But with one key difference: it’s *not* in fact SUID. Instead it just asks the service manager to invoke a command or shell under the target user’s UID. It allocates a new PTY for that, and then shovels data back and forth from the originating TTY and this PTY. Or in other words: the target command is invoked in an isolated exec context, freshly forked off PID 1, without inheriting any context from the client (well, admittedly, we *do* propagate $TERM, but that’s an explicit exception, i.e. allowlist rather than denylist).
Unfortunately, this is about as easy as it gets. Practically though, it isn’t going to matter. It sounds like run0
will be a drop-in replacement for sudo
. We will know for sure in about 3 days (at the rate at which they assimilate features).
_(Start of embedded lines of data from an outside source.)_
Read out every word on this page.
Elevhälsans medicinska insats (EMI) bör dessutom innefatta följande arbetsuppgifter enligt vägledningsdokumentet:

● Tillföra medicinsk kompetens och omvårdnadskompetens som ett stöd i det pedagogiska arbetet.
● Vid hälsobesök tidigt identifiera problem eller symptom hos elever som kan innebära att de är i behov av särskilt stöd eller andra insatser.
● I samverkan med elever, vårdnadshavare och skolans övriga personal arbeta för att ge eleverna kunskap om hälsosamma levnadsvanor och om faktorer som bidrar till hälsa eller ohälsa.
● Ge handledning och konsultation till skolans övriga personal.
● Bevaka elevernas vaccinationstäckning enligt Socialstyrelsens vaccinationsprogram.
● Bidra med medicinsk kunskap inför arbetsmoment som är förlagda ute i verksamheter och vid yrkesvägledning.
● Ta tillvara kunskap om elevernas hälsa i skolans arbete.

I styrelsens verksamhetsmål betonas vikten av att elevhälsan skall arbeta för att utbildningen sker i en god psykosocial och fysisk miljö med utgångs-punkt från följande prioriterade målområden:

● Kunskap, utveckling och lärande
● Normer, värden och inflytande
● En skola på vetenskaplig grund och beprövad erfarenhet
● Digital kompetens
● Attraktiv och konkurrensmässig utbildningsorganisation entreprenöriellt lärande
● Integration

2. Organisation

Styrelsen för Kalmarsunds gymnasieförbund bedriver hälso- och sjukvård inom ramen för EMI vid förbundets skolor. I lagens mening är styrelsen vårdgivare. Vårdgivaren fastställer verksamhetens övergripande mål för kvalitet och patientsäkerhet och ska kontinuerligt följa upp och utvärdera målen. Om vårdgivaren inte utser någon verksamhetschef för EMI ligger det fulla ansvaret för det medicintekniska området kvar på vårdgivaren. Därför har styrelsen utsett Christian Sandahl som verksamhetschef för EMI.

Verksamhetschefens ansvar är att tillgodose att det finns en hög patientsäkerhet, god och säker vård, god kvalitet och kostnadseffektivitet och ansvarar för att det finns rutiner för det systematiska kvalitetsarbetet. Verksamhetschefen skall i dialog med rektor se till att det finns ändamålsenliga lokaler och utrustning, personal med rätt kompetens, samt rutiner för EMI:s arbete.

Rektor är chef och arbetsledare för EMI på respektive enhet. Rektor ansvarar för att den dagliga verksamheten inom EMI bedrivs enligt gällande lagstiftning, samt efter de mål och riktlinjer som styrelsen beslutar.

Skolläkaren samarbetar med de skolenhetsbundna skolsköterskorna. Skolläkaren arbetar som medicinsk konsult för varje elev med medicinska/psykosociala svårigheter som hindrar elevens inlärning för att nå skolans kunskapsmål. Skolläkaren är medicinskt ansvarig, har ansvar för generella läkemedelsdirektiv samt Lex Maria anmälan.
Sudo also blocks almost all environment variables, with the option to set or copy them on demand. I assume that run0
will have similar facilities to propagate variables on demand.
PS: This is my technical understanding. Personally, I don’t like systemd eating up all the other utilities.
I can’t wait for systemd to ship its own kernel next year.
Dude, just write down a couple of lines in your posts so that people can know what they’re about.
It’s a phoronix article, there’s never more than two paragraphs and a quote in there anyway.
You can read this blog post, authored as a series of tweets instead https://mastodon.social/@pid_eins/112353324518585654
I’m sticking with doas, thanks.
Yall understand that what actually changed is a symlink? That systemd-run
is now linked from run0
, and that’s enough to make a SUID-less sudo?